When the Pursuit of Perfection Inhibits Our Best Effort


While recently cleaning and organizing my office, I happened upon an old issue of Psychology Today containing a piece by Eric Maisel detailing the intellectual limitations many of us face in pursuit of our personal and professional goals [“The Smart Gap,” October 2013]. 

While reading, I began to think about how the idea of perfection often prevents us from striving for the best outcomes we are capable of achieving.
In the short piece, Maisel writes,

You may not be fast enough, beautiful enough, or smart enough for your ambitions. But, while there is no good solution to this quandary, there are ways to reduce the emotional pain of falling short.”

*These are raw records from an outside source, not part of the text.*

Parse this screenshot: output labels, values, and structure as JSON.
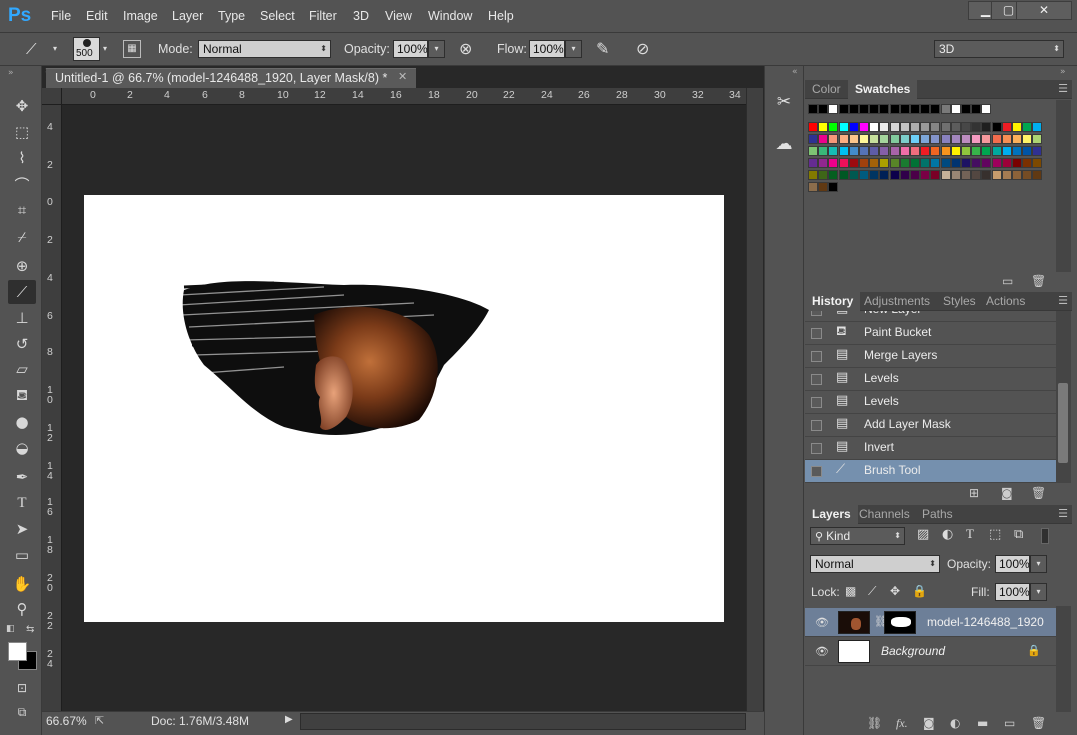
{
  "app": {
    "logo": "Ps"
  },
  "menu": [
    "File",
    "Edit",
    "Image",
    "Layer",
    "Type",
    "Select",
    "Filter",
    "3D",
    "View",
    "Window",
    "Help"
  ],
  "window_controls": {
    "minimize": "▁",
    "maximize": "▢",
    "close": "✕"
  },
  "options": {
    "brush_size": "500",
    "mode_label": "Mode:",
    "mode_value": "Normal",
    "opacity_label": "Opacity:",
    "opacity_value": "100%",
    "flow_label": "Flow:",
    "flow_value": "100%",
    "workspace": "3D"
  },
  "document": {
    "tab_title": "Untitled-1 @ 66.7% (model-1246488_1920, Layer Mask/8) *",
    "ruler_h": [
      "0",
      "2",
      "4",
      "6",
      "8",
      "10",
      "12",
      "14",
      "16",
      "18",
      "20",
      "22",
      "24",
      "26",
      "28",
      "30",
      "32",
      "34"
    ],
    "ruler_v": [
      "4",
      "2",
      "0",
      "2",
      "4",
      "6",
      "8",
      "1 0",
      "1 2",
      "1 4",
      "1 6",
      "1 8",
      "2 0",
      "2 2",
      "2 4"
    ]
  },
  "status": {
    "zoom": "66.67%",
    "doc": "Doc: 1.76M/3.48M"
  },
  "swatches_panel": {
    "tabs": [
      "Color",
      "Swatches"
    ],
    "active_tab": "Swatches",
    "rows": [
      [
        "#000000",
        "#000000",
        "#ffffff",
        "#000000",
        "#000000",
        "#000000",
        "#000000",
        "#000000",
        "#000000",
        "#000000",
        "#000000",
        "#000000",
        "#000000",
        "#7a7a7a",
        "#ffffff",
        "#000000",
        "#000000",
        "#ffffff"
      ],
      [
        "#ff0000",
        "#ffff00",
        "#00ff00",
        "#00ffff",
        "#0000ff",
        "#ff00ff",
        "#ffffff",
        "#ebebeb",
        "#d6d6d6",
        "#c2c2c2",
        "#adadad",
        "#999999",
        "#858585",
        "#707070",
        "#5c5c5c",
        "#474747",
        "#333333",
        "#1f1f1f",
        "#000000",
        "#ee1d24",
        "#fff200",
        "#00a651",
        "#00aeef"
      ],
      [
        "#2e3192",
        "#ec008c",
        "#f7977a",
        "#fbad82",
        "#fdc68c",
        "#fff799",
        "#c6df9c",
        "#a4d49d",
        "#81ca9d",
        "#7bcdc9",
        "#6ccff7",
        "#7ca6d8",
        "#8293ca",
        "#8881be",
        "#a286bd",
        "#bc8cbf",
        "#f49bc1",
        "#f5999d",
        "#f16c4d",
        "#f68e54",
        "#fbaf5a",
        "#fff467",
        "#acd372"
      ],
      [
        "#7dc473",
        "#39b778",
        "#16bcb4",
        "#00bff3",
        "#438ccb",
        "#5573b7",
        "#5e5ca7",
        "#855fa8",
        "#a763a9",
        "#ef6ea8",
        "#f16d7e",
        "#ee1d24",
        "#f16522",
        "#f7941d",
        "#fff100",
        "#8fc63d",
        "#37b44a",
        "#00a650",
        "#00a99e",
        "#00aeef",
        "#0072bc",
        "#0054a5",
        "#2f3192"
      ],
      [
        "#652c91",
        "#91278f",
        "#ed008c",
        "#ee105a",
        "#9d0a0f",
        "#a1410d",
        "#a36209",
        "#aba000",
        "#588528",
        "#197b30",
        "#007236",
        "#00736a",
        "#0076a4",
        "#004a80",
        "#003370",
        "#1d1363",
        "#450e61",
        "#62055f",
        "#9e005c",
        "#9d0039",
        "#790000",
        "#7b3000",
        "#7c4900"
      ],
      [
        "#827a00",
        "#3e6617",
        "#045f20",
        "#005824",
        "#005951",
        "#005b7e",
        "#003562",
        "#002056",
        "#0c004b",
        "#30004a",
        "#4b0048",
        "#7a0045",
        "#7a0026",
        "#c7b299",
        "#998675",
        "#736357",
        "#534741",
        "#37302d",
        "#c69c6d",
        "#a67c52",
        "#8c6239",
        "#754c24",
        "#603913"
      ],
      [
        "#8b6d4c",
        "#603913",
        "#000000"
      ]
    ]
  },
  "history_panel": {
    "tabs": [
      "History",
      "Adjustments",
      "Styles",
      "Actions"
    ],
    "active_tab": "History",
    "items": [
      {
        "label": "New Layer",
        "icon": "document-icon",
        "glyph": "▤",
        "active": false
      },
      {
        "label": "Paint Bucket",
        "icon": "paint-bucket-icon",
        "glyph": "⛾",
        "active": false
      },
      {
        "label": "Merge Layers",
        "icon": "document-icon",
        "glyph": "▤",
        "active": false
      },
      {
        "label": "Levels",
        "icon": "document-icon",
        "glyph": "▤",
        "active": false
      },
      {
        "label": "Levels",
        "icon": "document-icon",
        "glyph": "▤",
        "active": false
      },
      {
        "label": "Add Layer Mask",
        "icon": "document-icon",
        "glyph": "▤",
        "active": false
      },
      {
        "label": "Invert",
        "icon": "document-icon",
        "glyph": "▤",
        "active": false
      },
      {
        "label": "Brush Tool",
        "icon": "brush-icon",
        "glyph": "⟋",
        "active": true
      }
    ]
  },
  "layers_panel": {
    "tabs": [
      "Layers",
      "Channels",
      "Paths"
    ],
    "active_tab": "Layers",
    "filter_value": "Kind",
    "blend_mode": "Normal",
    "opacity_label": "Opacity:",
    "opacity_value": "100%",
    "lock_label": "Lock:",
    "fill_label": "Fill:",
    "fill_value": "100%",
    "layers": [
      {
        "name": "model-1246488_1920",
        "selected": true
      },
      {
        "name": "Background",
        "selected": false
      }
    ],
    "footer_icons": [
      "link-icon",
      "fx-icon",
      "mask-icon",
      "adjustment-icon",
      "folder-icon",
      "new-layer-icon",
      "trash-icon"
    ],
    "footer_fx": "fx."
  },
  "colors": {
    "accent": "#31a8ff",
    "selection": "#7590ae",
    "foreground": "#ffffff",
    "background": "#000000"
  }
}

He then goes on to offer practical advice on getting the most out of our brains, engaging in work that matches our intellectual prowess, and offers a bit of insight on being kinder to ourselves in terms of what sort of work and goals we pursue and whether we should torture ourselves over our shortcomings.  In closing, he offers,

We all feel the gap between the fantasy of pitching in the seventh game of the World Series and the reality of who we are. Well, it turns out that we may not be Newton or Einstein either.”

I certainly understand the sentiment expressed here and while reading it I began to reflect on behavioral patterns that I have observed with my clients as well as within myself. When we conclude that we are indeed not “Newton or Einstein,” how often does that realization lead us to avoiding a pursuit merely because we may not be the absolute best or completely perfect at it?

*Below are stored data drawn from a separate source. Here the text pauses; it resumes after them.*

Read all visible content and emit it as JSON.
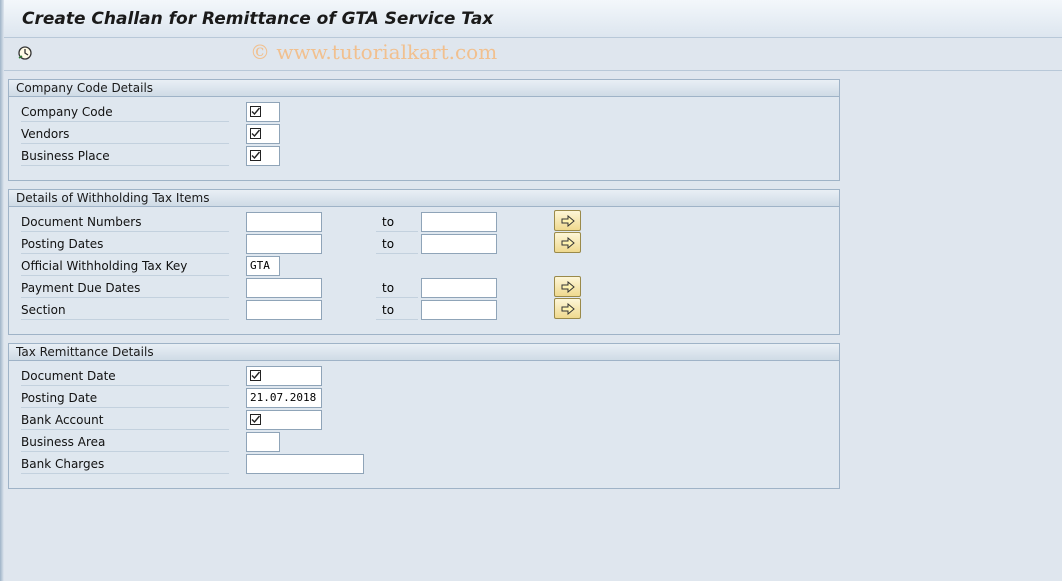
{
  "window": {
    "title": "Create Challan for Remittance of GTA Service Tax"
  },
  "toolbar": {
    "execute_icon": "execute-clock-icon",
    "watermark": "© www.tutorialkart.com"
  },
  "company_code_details": {
    "title": "Company Code Details",
    "fields": [
      {
        "label": "Company Code",
        "value": "checkbox-required-icon"
      },
      {
        "label": "Vendors",
        "value": "checkbox-required-icon"
      },
      {
        "label": "Business Place",
        "value": "checkbox-required-icon"
      }
    ]
  },
  "withholding_tax_items": {
    "title": "Details of Withholding Tax Items",
    "to_label": "to",
    "fields": [
      {
        "label": "Document Numbers",
        "from": "",
        "to": ""
      },
      {
        "label": "Posting Dates",
        "from": "",
        "to": ""
      },
      {
        "label": "Official Withholding Tax Key",
        "value": "GTA"
      },
      {
        "label": "Payment Due Dates",
        "from": "",
        "to": ""
      },
      {
        "label": "Section",
        "from": "",
        "to": ""
      }
    ]
  },
  "tax_remittance_details": {
    "title": "Tax Remittance Details",
    "fields": [
      {
        "label": "Document Date",
        "value": "checkbox-required-icon"
      },
      {
        "label": "Posting Date",
        "value": "21.07.2018"
      },
      {
        "label": "Bank Account",
        "value": "checkbox-required-icon"
      },
      {
        "label": "Business Area",
        "value": ""
      },
      {
        "label": "Bank Charges",
        "value": ""
      }
    ]
  },
  "colors": {
    "background": "#dfe6ee",
    "group_border": "#9fb3c7",
    "multiple_selection_button": "#efd98e",
    "watermark": "#f1c08f"
  }
}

To say this differently, should a man who loves music and has longed to learn how to play the piano, give up the idea entirely because he understands no matter much he practices or how much passion he has, he will never be Mozart?  Should the woman who loves to paint trash her water colors and throw in the towel because she will never produce a Rembrandt?  Should the joggers we see dashing through our neighborhoods every morning hang up their running shoes because they know no matter how hard they train, they will never win the Boston Marathon?

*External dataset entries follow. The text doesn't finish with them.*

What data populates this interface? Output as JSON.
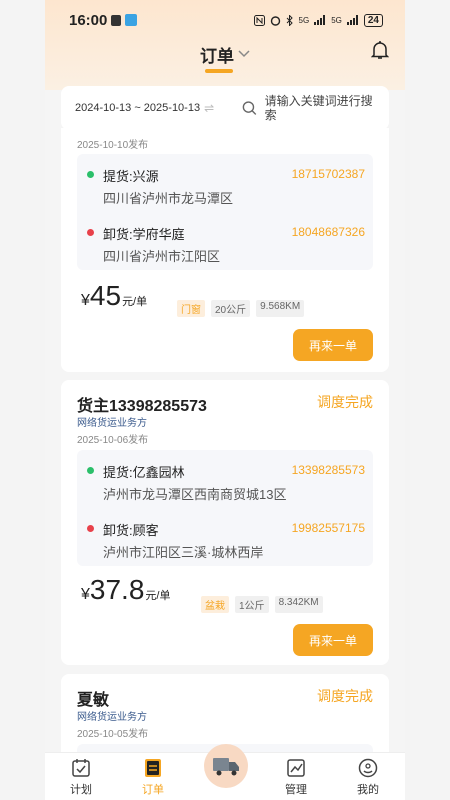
{
  "status": {
    "time": "16:00",
    "network": "5G",
    "network2": "5G",
    "battery": "24"
  },
  "header": {
    "title": "订单"
  },
  "search": {
    "date_range": "2024-10-13 ~ 2025-10-13",
    "placeholder": "请输入关键词进行搜索"
  },
  "cards": [
    {
      "published": "2025-10-10发布",
      "pickup": {
        "label": "提货:兴源",
        "phone": "18715702387",
        "address": "四川省泸州市龙马潭区"
      },
      "unload": {
        "label": "卸货:学府华庭",
        "phone": "18048687326",
        "address": "四川省泸州市江阳区"
      },
      "price": "45",
      "currency": "¥",
      "unit": "元/单",
      "tags": [
        "门窗",
        "20公斤",
        "9.568KM"
      ],
      "button": "再来一单"
    },
    {
      "shipper": "货主13398285573",
      "state": "调度完成",
      "service": "网络货运业务方",
      "published": "2025-10-06发布",
      "pickup": {
        "label": "提货:亿鑫园林",
        "phone": "13398285573",
        "address": "泸州市龙马潭区西南商贸城13区"
      },
      "unload": {
        "label": "卸货:顾客",
        "phone": "19982557175",
        "address": "泸州市江阳区三溪·城林西岸"
      },
      "price": "37.8",
      "currency": "¥",
      "unit": "元/单",
      "tags": [
        "盆栽",
        "1公斤",
        "8.342KM"
      ],
      "button": "再来一单"
    },
    {
      "shipper": "夏敏",
      "state": "调度完成",
      "service": "网络货运业务方",
      "published": "2025-10-05发布"
    }
  ],
  "tabs": [
    {
      "label": "计划"
    },
    {
      "label": "订单"
    },
    {
      "label": "管理"
    },
    {
      "label": "我的"
    }
  ],
  "colors": {
    "accent": "#f5a623",
    "pickup_dot": "#2bbf6a",
    "unload_dot": "#e8414a"
  }
}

Our art may not make it to the Louvre, but that doesn't mean we should stop painting!

The answer to the above questions is obviously no, but all too often we allow our pursuit of perfection to stifle our best effort. Rather than focus on some lofty work of genius or world renown level of excellence, we are far more likely to find pleasure in pursuing, and satisfaction in achieving, what amounts to our personal best effort.
When we develop a healthy outlook in our lives, we can look past our limitations and focus on maximizing our unique human potential. Part of that emotional knowledge I so often speak of and write about is the understanding that the goal is to simple be the best versions of ourselves and nothing more.
So rather than lament that which we have no control over, let us dream our dreams and paint our canvases with all the skill and joy we can muster. Our end result may never hang in the Louvre, but if we can gaze upon it knowing it was our joyful best effort, it may well make it a masterpiece all the same!